NRC questions new evidence from state
By Richard Trout
Hobbs News-Sun
May 26, 2004

The U.S. Nuclear Regulatory Commission is still opposing the contentions raised by the state Environment Department after the agency attempted to submit more evidence in its petition to intervene in the hearing process for Louisiana Energy Services.

Although the NRC can make recommendations to the Atomic Safety and Licensing Board, this board is ultimately responsible for deciding whether contentions are valid during a hearing process for a $1.8 billion uranium enrichment plant near Eunice. Because the Office of the Attorney General and Environment Department are state agencies, these groups were automatically granted standing in the hearing process after submitting petitions.

"The (NRC) staff contends that the reply filed by NMED improperly seeks admission of new evidence and contentions and, thus, should not be considered by the Board in ruling on intervention," stated a document the NRC issued Monday to the licensing board.

Environment Department spokesman Jon Goldstein said the NRC's recommendation does not mean the state will rest in pursuing its contentions. "We continue to believe the points we have raised are valid ones and we will continue to push them. We just have to wait until we hear what the (Atomic Safety and Licensing Board) decides," Goldstein said.

On May 20 the NRC approved standing for the only other group that petitioned to intervene in the hearing process - the Nuclear Information & Resource Service, which filed a joint petition with Public Citizen. Both groups are based in Washington, D.C.

To gain standing, the term for speaking at a licensing board hearing, a petitioner must have at least one admissible contention and must show it would be affected or harmed by a nuclear project.

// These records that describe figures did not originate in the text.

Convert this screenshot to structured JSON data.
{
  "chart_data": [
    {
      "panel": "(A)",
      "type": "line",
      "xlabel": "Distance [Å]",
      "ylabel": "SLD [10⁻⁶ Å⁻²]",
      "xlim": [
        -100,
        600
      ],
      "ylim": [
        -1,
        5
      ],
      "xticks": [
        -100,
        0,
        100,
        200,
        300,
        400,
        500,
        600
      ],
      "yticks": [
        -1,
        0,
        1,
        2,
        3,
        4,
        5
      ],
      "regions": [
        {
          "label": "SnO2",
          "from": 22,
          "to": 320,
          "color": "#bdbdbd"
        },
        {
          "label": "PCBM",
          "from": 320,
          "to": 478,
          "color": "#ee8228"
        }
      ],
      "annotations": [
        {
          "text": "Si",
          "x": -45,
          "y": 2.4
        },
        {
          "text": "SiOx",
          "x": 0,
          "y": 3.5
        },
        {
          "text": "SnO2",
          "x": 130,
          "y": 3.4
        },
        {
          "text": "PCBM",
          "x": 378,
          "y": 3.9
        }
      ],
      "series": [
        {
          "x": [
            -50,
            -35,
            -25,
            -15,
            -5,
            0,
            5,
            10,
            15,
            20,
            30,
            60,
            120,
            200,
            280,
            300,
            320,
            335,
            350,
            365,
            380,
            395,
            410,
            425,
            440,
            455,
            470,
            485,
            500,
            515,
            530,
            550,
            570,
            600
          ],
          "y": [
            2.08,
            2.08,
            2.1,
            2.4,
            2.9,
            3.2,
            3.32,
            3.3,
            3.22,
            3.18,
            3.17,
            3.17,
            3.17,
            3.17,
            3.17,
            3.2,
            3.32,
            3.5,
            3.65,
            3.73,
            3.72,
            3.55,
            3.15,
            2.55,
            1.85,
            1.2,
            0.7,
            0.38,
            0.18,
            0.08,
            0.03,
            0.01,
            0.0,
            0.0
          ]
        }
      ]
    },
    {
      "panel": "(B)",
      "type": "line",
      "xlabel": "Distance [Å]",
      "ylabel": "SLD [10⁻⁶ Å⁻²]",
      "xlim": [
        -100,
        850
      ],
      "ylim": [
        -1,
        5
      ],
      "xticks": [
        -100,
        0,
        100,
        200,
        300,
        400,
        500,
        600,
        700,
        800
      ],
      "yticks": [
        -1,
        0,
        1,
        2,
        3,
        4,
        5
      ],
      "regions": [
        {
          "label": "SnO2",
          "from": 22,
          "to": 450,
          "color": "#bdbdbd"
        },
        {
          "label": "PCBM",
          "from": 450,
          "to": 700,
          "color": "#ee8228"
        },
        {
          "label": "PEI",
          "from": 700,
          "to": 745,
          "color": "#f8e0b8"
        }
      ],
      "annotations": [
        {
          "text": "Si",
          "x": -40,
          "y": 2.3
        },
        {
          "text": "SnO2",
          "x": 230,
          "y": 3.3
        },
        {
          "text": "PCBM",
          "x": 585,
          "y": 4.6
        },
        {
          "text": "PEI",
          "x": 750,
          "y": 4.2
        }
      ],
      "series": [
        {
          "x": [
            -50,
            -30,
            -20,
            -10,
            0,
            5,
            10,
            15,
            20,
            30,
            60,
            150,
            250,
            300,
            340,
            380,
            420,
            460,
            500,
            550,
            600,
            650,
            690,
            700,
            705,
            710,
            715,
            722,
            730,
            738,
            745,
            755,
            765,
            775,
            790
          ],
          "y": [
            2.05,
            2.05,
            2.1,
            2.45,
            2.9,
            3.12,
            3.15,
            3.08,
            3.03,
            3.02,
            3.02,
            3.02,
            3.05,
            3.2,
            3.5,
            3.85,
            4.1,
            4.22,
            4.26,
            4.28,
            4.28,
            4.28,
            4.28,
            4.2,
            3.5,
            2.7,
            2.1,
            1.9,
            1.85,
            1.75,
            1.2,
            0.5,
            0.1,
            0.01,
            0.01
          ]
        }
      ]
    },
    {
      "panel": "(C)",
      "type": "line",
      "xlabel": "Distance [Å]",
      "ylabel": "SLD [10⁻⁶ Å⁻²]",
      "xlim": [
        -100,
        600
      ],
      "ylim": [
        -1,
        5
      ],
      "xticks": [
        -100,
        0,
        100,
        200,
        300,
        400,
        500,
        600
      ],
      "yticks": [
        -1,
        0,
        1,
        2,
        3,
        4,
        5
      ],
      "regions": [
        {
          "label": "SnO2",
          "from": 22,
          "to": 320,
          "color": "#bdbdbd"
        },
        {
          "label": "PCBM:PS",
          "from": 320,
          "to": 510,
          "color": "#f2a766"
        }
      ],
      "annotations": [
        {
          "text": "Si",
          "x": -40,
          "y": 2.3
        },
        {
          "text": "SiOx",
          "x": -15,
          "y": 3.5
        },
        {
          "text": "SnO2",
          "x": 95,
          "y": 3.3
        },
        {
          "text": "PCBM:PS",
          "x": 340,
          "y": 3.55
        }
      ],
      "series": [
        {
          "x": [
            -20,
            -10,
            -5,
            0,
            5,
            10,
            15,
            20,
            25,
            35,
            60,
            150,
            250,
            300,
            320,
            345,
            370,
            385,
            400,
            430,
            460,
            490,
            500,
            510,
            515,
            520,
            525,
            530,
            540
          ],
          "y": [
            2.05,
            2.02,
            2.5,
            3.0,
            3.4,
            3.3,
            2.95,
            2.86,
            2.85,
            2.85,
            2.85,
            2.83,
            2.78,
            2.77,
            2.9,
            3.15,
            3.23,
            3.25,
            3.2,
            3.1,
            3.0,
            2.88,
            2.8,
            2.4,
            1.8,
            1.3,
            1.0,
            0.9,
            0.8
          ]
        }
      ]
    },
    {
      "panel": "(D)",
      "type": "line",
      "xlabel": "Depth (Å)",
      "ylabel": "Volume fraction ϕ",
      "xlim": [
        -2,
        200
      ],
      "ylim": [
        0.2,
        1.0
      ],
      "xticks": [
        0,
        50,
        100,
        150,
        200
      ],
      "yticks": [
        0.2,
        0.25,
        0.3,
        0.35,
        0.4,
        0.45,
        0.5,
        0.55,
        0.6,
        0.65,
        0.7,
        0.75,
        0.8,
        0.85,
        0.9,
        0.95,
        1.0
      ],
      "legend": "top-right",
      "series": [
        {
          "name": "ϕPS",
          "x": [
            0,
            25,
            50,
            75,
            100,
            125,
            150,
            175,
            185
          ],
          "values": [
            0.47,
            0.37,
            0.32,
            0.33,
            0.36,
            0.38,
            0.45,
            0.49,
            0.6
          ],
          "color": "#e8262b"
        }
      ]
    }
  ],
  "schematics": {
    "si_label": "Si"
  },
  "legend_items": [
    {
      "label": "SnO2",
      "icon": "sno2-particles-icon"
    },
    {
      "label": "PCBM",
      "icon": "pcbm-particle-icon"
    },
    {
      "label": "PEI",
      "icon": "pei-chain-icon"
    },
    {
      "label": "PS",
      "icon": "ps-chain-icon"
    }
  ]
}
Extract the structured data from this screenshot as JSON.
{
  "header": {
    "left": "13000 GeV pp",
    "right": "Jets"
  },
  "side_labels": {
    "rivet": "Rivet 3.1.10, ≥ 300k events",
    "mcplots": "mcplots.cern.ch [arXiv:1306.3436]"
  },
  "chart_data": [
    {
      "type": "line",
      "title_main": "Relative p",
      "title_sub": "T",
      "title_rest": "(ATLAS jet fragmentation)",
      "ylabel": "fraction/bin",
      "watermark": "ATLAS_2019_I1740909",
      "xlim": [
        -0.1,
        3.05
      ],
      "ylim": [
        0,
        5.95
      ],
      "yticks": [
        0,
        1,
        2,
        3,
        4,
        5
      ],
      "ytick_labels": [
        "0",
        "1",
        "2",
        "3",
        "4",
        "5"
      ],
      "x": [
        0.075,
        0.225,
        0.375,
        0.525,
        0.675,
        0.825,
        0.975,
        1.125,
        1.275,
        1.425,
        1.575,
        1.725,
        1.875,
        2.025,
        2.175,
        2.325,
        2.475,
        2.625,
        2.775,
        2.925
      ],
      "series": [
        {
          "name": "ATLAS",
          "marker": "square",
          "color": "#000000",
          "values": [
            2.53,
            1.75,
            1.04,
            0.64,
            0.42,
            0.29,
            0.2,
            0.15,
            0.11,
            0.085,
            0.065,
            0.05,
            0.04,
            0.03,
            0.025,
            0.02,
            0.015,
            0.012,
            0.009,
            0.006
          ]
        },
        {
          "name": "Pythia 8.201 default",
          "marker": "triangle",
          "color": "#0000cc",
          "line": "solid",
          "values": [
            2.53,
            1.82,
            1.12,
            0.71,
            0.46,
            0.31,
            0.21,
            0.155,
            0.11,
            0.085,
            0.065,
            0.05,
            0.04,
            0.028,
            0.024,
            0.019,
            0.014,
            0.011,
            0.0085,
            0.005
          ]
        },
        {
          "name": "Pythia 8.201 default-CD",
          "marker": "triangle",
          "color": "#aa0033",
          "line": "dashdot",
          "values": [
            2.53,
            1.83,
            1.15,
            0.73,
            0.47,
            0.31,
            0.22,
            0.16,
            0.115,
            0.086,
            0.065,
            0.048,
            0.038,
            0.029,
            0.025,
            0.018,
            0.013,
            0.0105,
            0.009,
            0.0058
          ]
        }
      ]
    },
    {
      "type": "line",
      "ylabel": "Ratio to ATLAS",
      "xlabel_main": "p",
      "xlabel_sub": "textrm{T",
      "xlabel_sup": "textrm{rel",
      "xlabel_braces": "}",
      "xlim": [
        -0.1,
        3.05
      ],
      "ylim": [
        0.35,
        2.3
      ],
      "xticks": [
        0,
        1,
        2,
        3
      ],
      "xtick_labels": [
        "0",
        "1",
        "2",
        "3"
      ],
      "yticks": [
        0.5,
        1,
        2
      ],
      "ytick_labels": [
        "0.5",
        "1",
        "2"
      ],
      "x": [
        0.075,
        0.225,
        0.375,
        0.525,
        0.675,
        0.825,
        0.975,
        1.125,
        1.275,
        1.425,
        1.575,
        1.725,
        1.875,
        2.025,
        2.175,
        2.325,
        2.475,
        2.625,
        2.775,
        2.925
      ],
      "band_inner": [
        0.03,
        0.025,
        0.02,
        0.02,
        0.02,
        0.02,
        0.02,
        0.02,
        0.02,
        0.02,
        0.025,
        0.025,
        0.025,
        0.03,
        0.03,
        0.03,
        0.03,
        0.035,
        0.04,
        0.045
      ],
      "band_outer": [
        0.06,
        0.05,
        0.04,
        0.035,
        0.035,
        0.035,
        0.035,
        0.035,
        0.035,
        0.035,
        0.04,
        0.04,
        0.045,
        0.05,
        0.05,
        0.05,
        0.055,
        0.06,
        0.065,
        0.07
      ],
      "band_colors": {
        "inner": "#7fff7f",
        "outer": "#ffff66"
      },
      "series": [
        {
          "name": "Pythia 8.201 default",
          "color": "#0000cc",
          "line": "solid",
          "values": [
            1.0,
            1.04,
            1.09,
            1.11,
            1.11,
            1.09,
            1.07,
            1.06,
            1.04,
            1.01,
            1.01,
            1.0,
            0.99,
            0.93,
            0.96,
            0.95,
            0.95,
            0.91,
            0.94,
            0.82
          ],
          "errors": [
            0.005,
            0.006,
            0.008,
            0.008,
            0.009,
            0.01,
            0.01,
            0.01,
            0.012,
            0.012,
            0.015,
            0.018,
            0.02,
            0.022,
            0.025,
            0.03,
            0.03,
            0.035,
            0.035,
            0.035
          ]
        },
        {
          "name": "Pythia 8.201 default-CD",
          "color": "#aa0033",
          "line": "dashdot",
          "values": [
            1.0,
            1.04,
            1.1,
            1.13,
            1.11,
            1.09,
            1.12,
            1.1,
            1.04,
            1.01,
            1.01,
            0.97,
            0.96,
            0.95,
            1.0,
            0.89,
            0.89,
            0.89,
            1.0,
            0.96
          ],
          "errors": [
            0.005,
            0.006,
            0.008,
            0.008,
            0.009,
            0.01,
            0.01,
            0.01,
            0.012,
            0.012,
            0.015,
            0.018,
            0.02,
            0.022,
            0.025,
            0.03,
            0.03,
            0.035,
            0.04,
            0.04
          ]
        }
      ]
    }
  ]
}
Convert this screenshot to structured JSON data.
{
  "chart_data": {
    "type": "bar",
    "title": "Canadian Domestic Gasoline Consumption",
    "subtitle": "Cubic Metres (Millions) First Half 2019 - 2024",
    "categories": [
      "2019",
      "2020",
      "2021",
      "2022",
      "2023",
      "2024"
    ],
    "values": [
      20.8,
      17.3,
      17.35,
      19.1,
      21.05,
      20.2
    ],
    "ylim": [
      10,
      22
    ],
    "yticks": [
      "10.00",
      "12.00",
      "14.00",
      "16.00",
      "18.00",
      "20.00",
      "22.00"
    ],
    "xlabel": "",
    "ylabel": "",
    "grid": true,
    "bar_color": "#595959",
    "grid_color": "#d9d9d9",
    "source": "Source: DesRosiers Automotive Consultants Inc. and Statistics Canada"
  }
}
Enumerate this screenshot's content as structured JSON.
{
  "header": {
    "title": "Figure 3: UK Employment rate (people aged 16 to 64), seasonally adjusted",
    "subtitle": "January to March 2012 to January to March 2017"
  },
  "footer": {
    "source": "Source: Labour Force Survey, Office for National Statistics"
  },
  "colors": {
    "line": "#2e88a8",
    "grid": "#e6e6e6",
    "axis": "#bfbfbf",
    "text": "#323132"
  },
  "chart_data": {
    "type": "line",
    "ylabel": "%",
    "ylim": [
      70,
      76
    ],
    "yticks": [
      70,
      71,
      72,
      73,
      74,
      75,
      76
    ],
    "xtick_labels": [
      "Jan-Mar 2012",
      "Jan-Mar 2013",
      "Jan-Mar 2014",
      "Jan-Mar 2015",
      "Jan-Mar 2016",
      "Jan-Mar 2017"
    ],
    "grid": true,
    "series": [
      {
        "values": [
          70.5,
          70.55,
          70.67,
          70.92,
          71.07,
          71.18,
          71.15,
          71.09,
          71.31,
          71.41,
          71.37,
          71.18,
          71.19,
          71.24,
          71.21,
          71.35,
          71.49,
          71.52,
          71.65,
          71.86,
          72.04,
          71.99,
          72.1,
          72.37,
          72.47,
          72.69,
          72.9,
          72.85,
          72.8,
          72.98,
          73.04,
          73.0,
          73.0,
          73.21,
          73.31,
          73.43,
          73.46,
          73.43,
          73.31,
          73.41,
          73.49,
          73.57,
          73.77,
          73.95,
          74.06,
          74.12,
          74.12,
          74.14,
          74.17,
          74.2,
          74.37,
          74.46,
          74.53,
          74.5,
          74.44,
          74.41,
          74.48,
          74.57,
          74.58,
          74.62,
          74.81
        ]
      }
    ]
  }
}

Regarding the requirement of being directly affected by the project, the two Washington, D.C., groups have about 10 members who live near the proposed plant site, including several who live within a few miles of it. There is no requirement stating that these groups' members must live within a certain number of miles of the project.

A pre-hearing conference is set to take place in the Hobbs area June 15, though a specific time and place for the conference has not been determined. The conference is not expected to last more than two days. The Environment Department had filed on May 10 its reply to the NRC's earlier rejection to its contentions, but the NRC stated the department did not provide appropriate evidence.

"When this Board granted NMED an extension of time in which to reply to the answers of the staff and LES, it explicitly noted the Commission's direction that replies should be focused on the legal or logical arguments raised in the responses by the staff and applicant. ... Contrary to those explicit directions, the reply submitted by NMED fails to focus at all on issues raised in the staff or LES answers.

Instead, NMED seeks to introduce entirely new information and expert opinion under the guise of a reply," the NRC document stated.

In its petition to intervene, the Environment Department contended LES may store uranium byproduct throughout the 30-year life of the plant despite this not being acceptable to the state "and contrary to the representations made by LES to the state."

The petition also claimed LES's proposed plan to store byproduct is not sufficiently detailed and does not demonstrate the issuance of a license would not hurt the health and safety of the public. The NRC called this contention vague with unsupported allegations in its initial reply, and in its second reply stated the department had not focused on the legal or logical arguments presented in LES's application or the NRC's initial reply.

"NMED has again failed to note any specific issue with the LES application that would support the admission of this contention," the NRC document stated.

The NRC also said the Environment Department improperly sought the introduction of two new contentions in its revised petition by arguing that these were part of its initial byproduct contention.

"NMED's reply, however, which attempts to include two new contentions by broadly re-framing the original contention, is not the proper avenue to seek admission of late-filed contentions," the NRC document stated.

Other Environment Department contentions the NRC had previously recommended the licensing board should reject include:

A contention that LES may classify the byproduct as resource material rather than waste material. A contention that information regarding the economic viability of the proposed plant has not been given.